ŞAFİİ el-UMM

TAHARE

 

AYAKLARI YIKAMAK

 

İmam Şafii (Allah rahmet etsin) şöyle dedi: Allah (c.c) şöyle buyurdu:  "Topuklara kadar ayaklarınızı da yıkayın." (Maide, 6)

 

İmam Şafii (Allah rahmet etsin) şöyle dedi: Ayetteki, "ayaklarınızı" lafzını şu manada okuruz!anlarız: Yüzlerinizi, ellerinizi, ayaklarınızı yıkayın ve başlarınızı mesh edin.

İmam Şafii (Allah rahmet etsin) şöyle dedi: Allah (c.c)'ın ayette abdest için zikrettiği topuklarla ilgili ihtilaf yoktur. Topuklar, bacaklarla ayakların birleştiği yerdir. Abdest alırken topukların da ayaklarla beraber yıkanması gerekir. Sanki şöyle denmektedir: Ayaklarınızı topuklarla beraber yıkayın.

 

Kişinin, ayağının üzerini, altını, aşık kemiğini ve ayağını bacağına bağlayan topuklarını yıkaması gerekir. Önce ayağını kaldırır ve üzerine suyu sağıyla döker. Yahut bir başkası tarafından su dökülür. Suyla parmak aralarını hilaller. Parmak aralarına suyun yetiştiğini iyice bilmeden parmak aralarını terk etmez.

 

İmam Şafii (Allah rahmet etsin) şöyle dedi: Bize Yahya b. Süleym şöyle haber verdi: Bana, Ebu Haşim İsmail b. Kesir, Asım b. Lekit b. Subre'den, o da babasının şöyle dediğini nakletti: Medine'ye gelen bir heyet olan EI-Müntefik'ten bir toplulukla beraber Resulullah (s.a.v)'e gidiyorduk. Ona gittiğimizde kendisini bulamayıp Hz. Aişe (r.anha)'yı bulduk. Bize, içinde hurma olan bir kap getirdi. Biz de yedik. Bizim içmemiz için çorba (un ve yoğurtlu) yapılmasını emretti. Çorba olduğunda onu da içtik. Çok geçmeden Resulullah (s.a.v) geldi ve şöyle buyurdu: "Bir şey yediniz mi? Yemeniz için size bir şey hazırlandı mı?" "Evet" dedik. Çok geçmeden çoban, sürüsüyle geçti. Sürünün içinden bir koyun meleyince şöyle buyurdu: "Ey falanca! Daha bu doğum yapmadı mı?" Çoban, "bu daha küçük" deyince "Bize, onun yerine bir koyun kes. " buyurdu. Sonra da bana yönelerek şöyle buyurdu: "Bunu senin için kestiğimizi zannetme," yanımızda yüz koyunumuz var ve bunların sayısını arttırmak istemiyoruz.
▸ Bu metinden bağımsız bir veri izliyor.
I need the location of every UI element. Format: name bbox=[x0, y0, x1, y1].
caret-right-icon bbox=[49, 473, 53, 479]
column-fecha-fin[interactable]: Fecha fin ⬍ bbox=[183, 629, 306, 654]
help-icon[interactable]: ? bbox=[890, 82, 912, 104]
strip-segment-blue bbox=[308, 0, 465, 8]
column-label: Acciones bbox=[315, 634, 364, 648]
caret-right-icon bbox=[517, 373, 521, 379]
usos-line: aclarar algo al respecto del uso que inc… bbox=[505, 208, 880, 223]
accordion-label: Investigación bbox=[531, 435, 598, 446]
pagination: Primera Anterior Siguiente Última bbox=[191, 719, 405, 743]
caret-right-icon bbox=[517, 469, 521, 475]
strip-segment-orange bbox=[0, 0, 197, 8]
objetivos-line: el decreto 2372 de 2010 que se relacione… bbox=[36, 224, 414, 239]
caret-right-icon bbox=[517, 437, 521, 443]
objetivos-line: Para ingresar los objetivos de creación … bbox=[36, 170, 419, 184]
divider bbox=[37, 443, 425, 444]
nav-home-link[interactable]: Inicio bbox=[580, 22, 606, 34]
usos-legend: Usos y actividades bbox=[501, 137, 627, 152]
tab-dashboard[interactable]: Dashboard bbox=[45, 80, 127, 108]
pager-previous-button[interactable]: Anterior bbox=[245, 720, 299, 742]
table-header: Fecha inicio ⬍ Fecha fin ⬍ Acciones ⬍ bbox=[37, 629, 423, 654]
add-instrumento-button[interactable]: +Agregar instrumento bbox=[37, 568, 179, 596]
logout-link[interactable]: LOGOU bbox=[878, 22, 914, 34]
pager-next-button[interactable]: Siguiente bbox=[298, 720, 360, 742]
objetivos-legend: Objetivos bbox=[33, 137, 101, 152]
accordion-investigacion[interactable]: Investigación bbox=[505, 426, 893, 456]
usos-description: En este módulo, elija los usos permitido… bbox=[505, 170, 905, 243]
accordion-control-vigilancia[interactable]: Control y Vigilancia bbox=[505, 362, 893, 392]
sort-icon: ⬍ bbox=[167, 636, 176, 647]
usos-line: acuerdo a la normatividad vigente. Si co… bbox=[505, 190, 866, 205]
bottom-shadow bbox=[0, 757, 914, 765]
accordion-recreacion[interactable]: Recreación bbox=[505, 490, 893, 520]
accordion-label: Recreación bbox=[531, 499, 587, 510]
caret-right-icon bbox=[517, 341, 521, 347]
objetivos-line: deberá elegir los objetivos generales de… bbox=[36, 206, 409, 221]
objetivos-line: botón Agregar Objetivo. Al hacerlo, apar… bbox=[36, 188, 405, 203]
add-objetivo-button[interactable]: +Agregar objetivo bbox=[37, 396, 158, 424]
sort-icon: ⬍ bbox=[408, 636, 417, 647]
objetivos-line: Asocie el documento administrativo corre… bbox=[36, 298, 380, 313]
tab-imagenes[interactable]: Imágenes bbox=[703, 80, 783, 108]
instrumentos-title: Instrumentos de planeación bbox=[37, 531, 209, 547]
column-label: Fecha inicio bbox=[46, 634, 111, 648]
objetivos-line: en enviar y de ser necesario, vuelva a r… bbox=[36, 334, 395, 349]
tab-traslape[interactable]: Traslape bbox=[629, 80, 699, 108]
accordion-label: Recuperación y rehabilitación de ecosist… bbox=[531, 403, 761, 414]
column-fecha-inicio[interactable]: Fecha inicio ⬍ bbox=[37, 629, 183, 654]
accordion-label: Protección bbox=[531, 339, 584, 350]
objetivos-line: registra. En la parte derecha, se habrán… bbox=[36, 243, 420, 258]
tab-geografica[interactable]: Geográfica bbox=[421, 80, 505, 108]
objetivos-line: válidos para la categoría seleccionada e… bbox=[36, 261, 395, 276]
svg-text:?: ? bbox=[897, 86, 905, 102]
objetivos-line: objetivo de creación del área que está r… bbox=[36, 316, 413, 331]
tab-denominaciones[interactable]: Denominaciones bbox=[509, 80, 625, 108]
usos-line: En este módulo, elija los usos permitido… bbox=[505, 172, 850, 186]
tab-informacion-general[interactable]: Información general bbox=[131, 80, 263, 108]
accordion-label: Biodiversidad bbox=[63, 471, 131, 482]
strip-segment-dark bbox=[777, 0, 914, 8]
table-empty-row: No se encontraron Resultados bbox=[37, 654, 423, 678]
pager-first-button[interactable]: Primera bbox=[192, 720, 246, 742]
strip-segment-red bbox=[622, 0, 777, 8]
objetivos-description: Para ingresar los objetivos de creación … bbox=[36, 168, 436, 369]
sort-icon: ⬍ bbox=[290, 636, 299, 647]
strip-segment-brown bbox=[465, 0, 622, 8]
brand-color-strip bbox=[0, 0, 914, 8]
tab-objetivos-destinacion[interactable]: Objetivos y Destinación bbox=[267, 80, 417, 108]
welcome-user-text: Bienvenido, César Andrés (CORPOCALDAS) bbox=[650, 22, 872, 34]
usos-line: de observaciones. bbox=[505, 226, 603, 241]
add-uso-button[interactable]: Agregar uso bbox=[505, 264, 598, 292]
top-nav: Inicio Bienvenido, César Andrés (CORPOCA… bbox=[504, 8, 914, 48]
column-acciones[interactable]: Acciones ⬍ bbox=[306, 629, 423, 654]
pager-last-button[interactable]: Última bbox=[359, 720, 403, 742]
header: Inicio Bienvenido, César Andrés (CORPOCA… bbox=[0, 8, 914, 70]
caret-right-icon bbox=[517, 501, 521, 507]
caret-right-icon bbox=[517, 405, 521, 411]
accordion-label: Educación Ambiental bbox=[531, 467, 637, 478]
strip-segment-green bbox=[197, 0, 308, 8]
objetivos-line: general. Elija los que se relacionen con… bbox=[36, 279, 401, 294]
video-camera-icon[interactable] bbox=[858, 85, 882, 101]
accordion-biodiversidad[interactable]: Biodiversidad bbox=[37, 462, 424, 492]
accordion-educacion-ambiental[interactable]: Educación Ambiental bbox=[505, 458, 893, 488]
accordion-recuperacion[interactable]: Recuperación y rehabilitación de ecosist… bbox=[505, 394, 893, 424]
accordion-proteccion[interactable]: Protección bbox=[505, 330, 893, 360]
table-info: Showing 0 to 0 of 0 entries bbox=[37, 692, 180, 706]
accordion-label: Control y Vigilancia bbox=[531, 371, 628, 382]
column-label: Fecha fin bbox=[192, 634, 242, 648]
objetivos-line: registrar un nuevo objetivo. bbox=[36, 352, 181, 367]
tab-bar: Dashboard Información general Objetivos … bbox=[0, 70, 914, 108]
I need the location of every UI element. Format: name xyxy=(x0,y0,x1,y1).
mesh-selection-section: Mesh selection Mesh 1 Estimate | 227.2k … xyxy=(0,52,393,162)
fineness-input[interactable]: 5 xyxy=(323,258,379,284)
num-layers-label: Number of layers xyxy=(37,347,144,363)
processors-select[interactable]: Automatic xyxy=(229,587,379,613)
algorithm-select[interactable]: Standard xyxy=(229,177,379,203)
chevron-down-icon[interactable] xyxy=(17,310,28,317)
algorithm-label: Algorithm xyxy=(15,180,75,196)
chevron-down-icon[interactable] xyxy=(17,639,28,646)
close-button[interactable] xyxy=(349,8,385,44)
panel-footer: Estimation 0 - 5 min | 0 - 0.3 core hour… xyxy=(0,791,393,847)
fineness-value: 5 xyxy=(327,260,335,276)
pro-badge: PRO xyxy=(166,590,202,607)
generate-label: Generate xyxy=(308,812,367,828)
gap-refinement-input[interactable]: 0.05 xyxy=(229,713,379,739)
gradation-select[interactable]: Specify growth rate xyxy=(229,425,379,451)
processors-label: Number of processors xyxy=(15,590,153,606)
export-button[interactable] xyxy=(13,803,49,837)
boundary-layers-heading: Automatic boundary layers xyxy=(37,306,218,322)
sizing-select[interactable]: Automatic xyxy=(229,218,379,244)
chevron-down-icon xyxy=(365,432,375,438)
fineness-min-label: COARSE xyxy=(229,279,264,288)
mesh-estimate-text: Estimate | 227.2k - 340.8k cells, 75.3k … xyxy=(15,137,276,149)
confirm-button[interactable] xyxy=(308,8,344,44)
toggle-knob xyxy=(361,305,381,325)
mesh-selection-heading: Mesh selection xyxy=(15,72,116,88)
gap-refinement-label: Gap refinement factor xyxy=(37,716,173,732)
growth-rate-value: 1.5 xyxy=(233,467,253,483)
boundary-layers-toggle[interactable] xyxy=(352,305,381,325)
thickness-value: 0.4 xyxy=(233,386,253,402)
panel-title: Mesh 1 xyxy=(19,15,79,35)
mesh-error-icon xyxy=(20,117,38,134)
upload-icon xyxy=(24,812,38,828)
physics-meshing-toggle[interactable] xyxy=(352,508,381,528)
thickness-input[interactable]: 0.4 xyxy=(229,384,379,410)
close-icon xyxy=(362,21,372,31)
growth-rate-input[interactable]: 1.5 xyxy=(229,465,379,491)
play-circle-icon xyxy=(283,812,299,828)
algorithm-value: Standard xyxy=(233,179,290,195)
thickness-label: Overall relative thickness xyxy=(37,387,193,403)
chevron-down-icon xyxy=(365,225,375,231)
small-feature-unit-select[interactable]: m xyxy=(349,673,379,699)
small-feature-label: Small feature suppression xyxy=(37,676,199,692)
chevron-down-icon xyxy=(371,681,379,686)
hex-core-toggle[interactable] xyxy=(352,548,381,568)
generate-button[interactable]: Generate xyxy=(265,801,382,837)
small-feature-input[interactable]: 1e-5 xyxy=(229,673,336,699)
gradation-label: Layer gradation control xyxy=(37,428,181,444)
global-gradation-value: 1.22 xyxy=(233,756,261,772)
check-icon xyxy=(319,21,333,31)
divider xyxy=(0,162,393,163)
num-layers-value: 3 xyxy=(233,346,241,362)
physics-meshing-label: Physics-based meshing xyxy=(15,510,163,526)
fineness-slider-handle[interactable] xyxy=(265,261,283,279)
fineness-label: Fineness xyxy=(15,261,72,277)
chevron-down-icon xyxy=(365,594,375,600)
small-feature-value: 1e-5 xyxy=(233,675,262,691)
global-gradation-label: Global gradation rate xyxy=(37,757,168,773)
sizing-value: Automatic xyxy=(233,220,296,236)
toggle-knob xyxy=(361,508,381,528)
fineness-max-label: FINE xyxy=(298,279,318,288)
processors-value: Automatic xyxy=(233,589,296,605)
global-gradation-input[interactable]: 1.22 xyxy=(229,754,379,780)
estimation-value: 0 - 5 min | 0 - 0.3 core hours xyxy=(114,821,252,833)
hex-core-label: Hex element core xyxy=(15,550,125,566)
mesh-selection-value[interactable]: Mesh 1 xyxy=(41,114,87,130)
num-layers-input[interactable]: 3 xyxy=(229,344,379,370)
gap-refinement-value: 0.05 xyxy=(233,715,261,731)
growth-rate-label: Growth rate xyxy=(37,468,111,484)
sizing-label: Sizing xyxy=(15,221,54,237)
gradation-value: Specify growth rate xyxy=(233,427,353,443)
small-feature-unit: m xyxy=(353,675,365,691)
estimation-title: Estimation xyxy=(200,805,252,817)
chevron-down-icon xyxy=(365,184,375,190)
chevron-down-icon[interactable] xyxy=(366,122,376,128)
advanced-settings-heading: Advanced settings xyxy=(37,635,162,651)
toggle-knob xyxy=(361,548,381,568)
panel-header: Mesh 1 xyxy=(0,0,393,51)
Onun için, her bir koyun doğurduğunda, çoban, doğan küçük koyunun yerine bir koyun keser (konuşmalar geçti).

Dedim ki: "Ey Allah'ın Resulü! Benim eşimin dilinde bir şey var." Yani "Kötü sözlü birisidir."

"O zaman onu boşa" buyurdu. "Ondan bir çocuğum ve beraberliğimiz var." dedim.

"Ona nasihat et. " buyurdu. Devam ederek, "Nasihat et, eğer onda hayır varsa akıllanır. Cariyelerinizi dövdüğünüz gibi eşlerinizi dövmeyin. " buyurdu.

"Ey Allah'ın Resulü! Bana abdestten haber ver." dedim. "Abdest azalarını yıka, parmak aralarını hilalle ve oruçlu olmadığın zamanlarda da burnuna su vermede / istinşakta mübalağa et. "buyurdu. Tahric: Ebu Davud, Oruç 2/769; Tirmizi, Oruç 3/146; Nesai, Taharet 1/66; ibn Mace, Taharet 1/142 no: 407

 

İmam Şafii (Allah rahmet etsin) şöyle dedi: Eğer kişinin parmakları doğuştan birleşikse, uzuv derisinin gözüken yerine yetişecek şekilde suyu döker. Bununla iktifa eder ve bitişik olarak yaratılan parmakları birbirinden ayırması gerekmez.